IdeaSearch/IdeaSearch-fit

About IdeaSearch-fit

Quick Start

To install IdeaSearch-fit, run:

pip install IdeaSearch-fit

IdeaSearch-fit is a scientific formula discovery tool focused on symbolic regression, built upon the IdeaSearch framework. It provides the IdeaSearchFitter class, which is designed as a highly integrated "Helper" object that seamlessly interfaces with IdeaSearch via the bind_helper method. IdeaSearch-fit integrates the dual capabilities of evolutionary computation and large language models to automatically discover underlying mathematical expressions from experimental or simulation data.
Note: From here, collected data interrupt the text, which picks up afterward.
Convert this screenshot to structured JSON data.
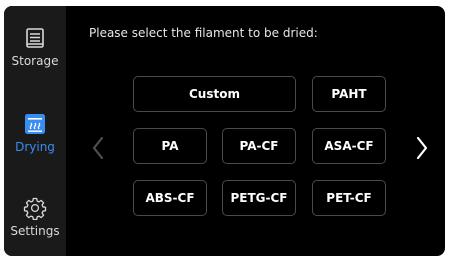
{
  "sidebar": {
    "items": [
      {
        "label": "Storage",
        "icon": "storage-icon",
        "active": false
      },
      {
        "label": "Drying",
        "icon": "drying-icon",
        "active": true
      },
      {
        "label": "Settings",
        "icon": "gear-icon",
        "active": false
      }
    ]
  },
  "main": {
    "prompt": "Please select the filament to be dried:",
    "filaments": [
      "Custom",
      "PAHT",
      "PA",
      "PA-CF",
      "ASA-CF",
      "ABS-CF",
      "PETG-CF",
      "PET-CF"
    ]
  },
  "colors": {
    "accent": "#3a8df0",
    "background": "#000000",
    "sidebar": "#1a1a1a",
    "button_border": "#4a4a4a"
  }
}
The core task of IdeaSearch-fit is to solve the symbolic regression problem: given a set of input data $(X)$ and a corresponding output $(y)$, the system performs an evolutionary search to find a mathematical formula $f(X)$ that is both accurate in describing the relationship and parsimonious in its complexity. Therefore, it is more than just a data fitting tool; its ultimate goal is to be an exploratory framework capable of uncovering the physical laws or mathematical patterns behind the data.

Core Methodology: Combining Heuristic Search and Numerical Optimization

The core of IdeaSearch-fit lies in its hybrid workflow, which combines the macroscopic structural exploration of Large Language Models (LLMs) with the microscopic parameter optimization of traditional numerical methods:

Phase 1: Ansatz Search via Large Language Models This phase leverages the instruction-following and pattern-recognition capabilities of LLMs to conduct a heuristic search for candidate formulas within a space composed of mathematical symbols, physical concepts, and natural language. Guided by user-provided data features, physical units, and optional theoretical context, the LLM generates a series of structurally sound candidate mathematical expressions (i.e., "ansatze"). This is a macroscopic, exploratory process of structure generation.
Phase 2: Parameter Fitting via Numerical Optimization Once a promising ansatz is generated (e.g., param1 * sin(param2 * x)), the IdeaSearchFitter instance immediately employs user-specified traditional numerical optimization algorithms (e.g., L-BFGS-B or differential-evolution) to precisely solve for the optimal values of the undetermined parameters (param1, param2, etc.). This is a deterministic, microscopic process of parameter fitting, designed to accurately evaluate the fitting capability of each candidate structure.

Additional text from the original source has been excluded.